Her biggest selling styles are synthetic wigs because they’re so easy to care for— making them an ideal choice for anybody going through illness. There are all types of caps that the hair attaches to, so natural in appearance that if the hair flows back in the wind, it looks like your own scalp underneath.
“Wigs have come a really long way,” Karen says. “They’re not our grand- mother’s wigs anymore. It’s really tough to tell when someone is wearing one. They can be as light as two ounces, comfortable, and very stylish.”
“We work with so many women in this area,” she says, “all the way from Charleston to North Carolina. You’d be surprised how many people say, ‘why don’t we have this in Charlotte or Charleston?’ We’re really one of the largest and nicest shops in the area. And it’s really convenient to Market Common. We just have a great reputation as well as a huge selection; and we stock the highest quality wigs. There’s some lower-end things you can find online, but that’s not what we specialize in.”
Because of her friend’s experience, Karen is aware of the challenges people face emotionally when shopping for a wig.
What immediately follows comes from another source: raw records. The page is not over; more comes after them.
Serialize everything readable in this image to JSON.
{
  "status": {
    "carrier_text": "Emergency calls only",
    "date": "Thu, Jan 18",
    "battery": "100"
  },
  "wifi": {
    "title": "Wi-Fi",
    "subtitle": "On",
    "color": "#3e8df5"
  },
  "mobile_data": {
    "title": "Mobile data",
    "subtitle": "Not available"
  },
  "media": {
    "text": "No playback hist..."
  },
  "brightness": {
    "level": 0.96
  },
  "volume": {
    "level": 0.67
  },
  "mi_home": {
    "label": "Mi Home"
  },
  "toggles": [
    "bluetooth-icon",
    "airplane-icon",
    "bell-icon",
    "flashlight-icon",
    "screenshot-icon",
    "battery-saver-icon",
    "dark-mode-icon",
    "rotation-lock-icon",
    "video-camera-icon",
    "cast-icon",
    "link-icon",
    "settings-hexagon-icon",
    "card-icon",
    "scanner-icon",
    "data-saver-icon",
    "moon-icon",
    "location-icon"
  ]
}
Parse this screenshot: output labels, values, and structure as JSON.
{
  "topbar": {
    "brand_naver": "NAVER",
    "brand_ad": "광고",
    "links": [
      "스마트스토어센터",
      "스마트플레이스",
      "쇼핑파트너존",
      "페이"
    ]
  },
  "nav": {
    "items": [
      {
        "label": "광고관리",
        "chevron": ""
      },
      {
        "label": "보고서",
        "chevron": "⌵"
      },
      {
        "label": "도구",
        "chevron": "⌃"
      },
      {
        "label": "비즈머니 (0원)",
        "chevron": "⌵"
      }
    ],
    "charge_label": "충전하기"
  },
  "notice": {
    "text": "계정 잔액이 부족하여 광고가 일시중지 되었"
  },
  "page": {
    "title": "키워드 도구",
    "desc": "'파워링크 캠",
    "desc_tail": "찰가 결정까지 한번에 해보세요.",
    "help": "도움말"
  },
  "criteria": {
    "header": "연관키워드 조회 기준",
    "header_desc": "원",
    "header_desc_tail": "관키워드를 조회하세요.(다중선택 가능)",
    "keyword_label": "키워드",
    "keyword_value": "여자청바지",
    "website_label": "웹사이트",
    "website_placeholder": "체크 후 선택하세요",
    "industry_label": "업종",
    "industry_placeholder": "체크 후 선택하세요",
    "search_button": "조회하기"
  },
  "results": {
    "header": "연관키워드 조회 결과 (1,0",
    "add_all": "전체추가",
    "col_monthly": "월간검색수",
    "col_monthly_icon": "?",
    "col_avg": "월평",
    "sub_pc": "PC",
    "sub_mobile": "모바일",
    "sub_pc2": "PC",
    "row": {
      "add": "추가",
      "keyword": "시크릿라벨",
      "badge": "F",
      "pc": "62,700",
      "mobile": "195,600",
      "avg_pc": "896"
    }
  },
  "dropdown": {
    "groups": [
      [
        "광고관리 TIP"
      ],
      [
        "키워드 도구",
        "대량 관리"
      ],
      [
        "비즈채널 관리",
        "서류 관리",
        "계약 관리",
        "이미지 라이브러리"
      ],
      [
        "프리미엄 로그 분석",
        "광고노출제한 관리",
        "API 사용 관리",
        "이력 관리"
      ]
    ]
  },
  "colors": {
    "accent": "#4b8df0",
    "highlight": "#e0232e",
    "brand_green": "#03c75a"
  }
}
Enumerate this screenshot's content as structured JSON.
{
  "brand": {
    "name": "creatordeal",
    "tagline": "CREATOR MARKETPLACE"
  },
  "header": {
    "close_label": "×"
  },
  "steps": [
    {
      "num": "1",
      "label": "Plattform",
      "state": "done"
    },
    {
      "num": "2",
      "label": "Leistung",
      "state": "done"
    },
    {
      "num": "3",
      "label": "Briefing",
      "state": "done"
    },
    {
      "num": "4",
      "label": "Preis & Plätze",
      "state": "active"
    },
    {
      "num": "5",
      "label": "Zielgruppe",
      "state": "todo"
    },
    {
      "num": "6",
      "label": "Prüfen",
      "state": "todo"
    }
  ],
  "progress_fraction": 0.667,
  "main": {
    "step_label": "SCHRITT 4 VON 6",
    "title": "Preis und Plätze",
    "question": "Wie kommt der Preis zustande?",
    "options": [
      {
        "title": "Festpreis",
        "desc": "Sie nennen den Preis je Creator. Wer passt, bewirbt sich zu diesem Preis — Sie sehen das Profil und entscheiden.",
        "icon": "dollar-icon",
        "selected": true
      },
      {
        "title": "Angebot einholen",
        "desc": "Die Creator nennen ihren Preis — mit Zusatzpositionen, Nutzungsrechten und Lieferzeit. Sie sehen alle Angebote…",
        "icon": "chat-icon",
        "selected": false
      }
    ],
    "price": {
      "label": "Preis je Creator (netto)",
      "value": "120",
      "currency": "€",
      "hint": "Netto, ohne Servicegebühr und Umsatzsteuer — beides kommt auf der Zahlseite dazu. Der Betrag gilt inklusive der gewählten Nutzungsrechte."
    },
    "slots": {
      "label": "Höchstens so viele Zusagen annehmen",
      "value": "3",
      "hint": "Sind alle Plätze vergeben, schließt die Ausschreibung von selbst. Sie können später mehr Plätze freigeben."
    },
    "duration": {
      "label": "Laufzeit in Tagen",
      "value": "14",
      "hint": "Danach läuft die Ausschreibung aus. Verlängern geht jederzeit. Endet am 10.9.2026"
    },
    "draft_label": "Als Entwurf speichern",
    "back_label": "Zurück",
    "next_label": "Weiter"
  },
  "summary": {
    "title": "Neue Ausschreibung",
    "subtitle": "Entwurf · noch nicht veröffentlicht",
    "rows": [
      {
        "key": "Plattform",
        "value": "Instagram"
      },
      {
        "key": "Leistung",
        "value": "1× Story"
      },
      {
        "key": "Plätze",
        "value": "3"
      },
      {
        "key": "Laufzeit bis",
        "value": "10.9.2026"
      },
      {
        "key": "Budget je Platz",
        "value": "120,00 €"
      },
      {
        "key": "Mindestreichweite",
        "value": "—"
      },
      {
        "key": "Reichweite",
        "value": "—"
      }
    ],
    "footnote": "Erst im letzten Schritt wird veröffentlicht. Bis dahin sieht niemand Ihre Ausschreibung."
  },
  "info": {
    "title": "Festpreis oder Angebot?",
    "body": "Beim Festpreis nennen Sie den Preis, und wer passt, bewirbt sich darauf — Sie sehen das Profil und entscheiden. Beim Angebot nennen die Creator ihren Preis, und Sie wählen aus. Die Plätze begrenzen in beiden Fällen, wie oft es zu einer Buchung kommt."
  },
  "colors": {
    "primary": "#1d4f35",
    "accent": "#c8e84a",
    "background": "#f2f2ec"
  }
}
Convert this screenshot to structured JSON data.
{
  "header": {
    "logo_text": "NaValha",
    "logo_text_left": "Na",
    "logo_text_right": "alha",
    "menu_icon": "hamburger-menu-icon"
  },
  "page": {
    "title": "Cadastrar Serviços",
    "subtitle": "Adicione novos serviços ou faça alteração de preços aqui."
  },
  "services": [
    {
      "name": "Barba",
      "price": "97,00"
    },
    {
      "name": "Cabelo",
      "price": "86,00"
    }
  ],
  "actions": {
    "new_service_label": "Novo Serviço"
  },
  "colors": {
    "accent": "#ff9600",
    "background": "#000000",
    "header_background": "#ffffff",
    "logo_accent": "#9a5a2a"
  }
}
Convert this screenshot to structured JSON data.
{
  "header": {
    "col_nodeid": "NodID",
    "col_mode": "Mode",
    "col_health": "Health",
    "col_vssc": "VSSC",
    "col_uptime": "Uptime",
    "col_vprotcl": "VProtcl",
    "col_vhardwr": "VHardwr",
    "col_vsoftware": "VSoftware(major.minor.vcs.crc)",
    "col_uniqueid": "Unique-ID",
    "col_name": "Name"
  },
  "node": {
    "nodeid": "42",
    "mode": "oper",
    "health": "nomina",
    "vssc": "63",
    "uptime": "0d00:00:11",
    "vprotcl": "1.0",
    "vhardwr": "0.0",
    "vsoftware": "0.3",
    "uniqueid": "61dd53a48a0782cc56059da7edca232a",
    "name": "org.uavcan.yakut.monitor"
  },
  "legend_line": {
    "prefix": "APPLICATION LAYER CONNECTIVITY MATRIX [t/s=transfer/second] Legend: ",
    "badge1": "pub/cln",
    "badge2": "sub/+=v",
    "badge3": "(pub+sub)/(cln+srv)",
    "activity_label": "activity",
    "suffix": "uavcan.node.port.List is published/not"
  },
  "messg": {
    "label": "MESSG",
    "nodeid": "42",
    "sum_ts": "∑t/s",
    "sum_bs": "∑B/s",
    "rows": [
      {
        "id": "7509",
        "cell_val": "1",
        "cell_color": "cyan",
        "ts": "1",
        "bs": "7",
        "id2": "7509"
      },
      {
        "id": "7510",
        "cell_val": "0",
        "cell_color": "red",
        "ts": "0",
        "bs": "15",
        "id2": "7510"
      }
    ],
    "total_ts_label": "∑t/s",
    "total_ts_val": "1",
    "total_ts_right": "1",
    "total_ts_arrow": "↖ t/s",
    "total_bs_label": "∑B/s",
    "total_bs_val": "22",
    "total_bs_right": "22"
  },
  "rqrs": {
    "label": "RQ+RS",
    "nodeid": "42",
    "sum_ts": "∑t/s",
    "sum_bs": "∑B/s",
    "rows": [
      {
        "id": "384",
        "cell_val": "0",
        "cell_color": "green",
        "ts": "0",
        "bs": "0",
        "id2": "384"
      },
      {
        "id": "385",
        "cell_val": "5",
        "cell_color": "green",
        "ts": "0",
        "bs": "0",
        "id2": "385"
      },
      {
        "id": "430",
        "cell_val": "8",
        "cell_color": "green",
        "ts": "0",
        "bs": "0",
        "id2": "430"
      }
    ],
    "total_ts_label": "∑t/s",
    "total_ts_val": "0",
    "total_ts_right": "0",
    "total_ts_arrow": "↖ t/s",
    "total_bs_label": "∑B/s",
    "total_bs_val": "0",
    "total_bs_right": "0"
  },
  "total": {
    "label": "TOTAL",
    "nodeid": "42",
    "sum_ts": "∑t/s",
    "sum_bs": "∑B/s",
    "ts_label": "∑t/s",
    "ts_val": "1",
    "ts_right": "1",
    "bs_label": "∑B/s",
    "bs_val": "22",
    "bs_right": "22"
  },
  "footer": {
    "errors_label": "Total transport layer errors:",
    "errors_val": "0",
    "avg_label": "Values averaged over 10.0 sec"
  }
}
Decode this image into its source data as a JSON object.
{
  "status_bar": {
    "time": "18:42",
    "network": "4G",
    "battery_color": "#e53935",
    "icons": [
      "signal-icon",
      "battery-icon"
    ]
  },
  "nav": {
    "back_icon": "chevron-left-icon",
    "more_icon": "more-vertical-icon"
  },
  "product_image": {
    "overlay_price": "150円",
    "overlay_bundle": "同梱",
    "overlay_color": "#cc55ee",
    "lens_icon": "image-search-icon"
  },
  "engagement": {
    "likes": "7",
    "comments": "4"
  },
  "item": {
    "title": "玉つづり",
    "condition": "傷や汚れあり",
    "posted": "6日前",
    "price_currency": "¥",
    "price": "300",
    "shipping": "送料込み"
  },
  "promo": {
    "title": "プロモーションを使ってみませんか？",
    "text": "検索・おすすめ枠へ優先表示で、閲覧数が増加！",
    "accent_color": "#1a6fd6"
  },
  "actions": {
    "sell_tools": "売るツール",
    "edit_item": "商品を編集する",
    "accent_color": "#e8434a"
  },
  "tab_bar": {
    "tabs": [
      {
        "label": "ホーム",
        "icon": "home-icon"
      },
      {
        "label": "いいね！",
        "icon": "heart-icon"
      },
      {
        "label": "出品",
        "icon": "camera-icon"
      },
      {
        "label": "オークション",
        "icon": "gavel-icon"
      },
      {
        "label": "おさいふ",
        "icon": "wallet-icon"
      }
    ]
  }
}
So she created a clean, new, boutique-like environment that feels welcoming, relaxing, and chic.
“We just have to so much to offer to help people with whatever they’re going through,” she says. “There’s four of us who work here, and a few of us wear wigs, and a few of us don’t. But I try to hire people who are knowledgeable about hair, to add to peoples’ comfort levels.”
“I’m very adamant about not selling something that doesn’t look good on them,” she concludes. “We don’t want them to walk out of here unless they look good and feel good about it.”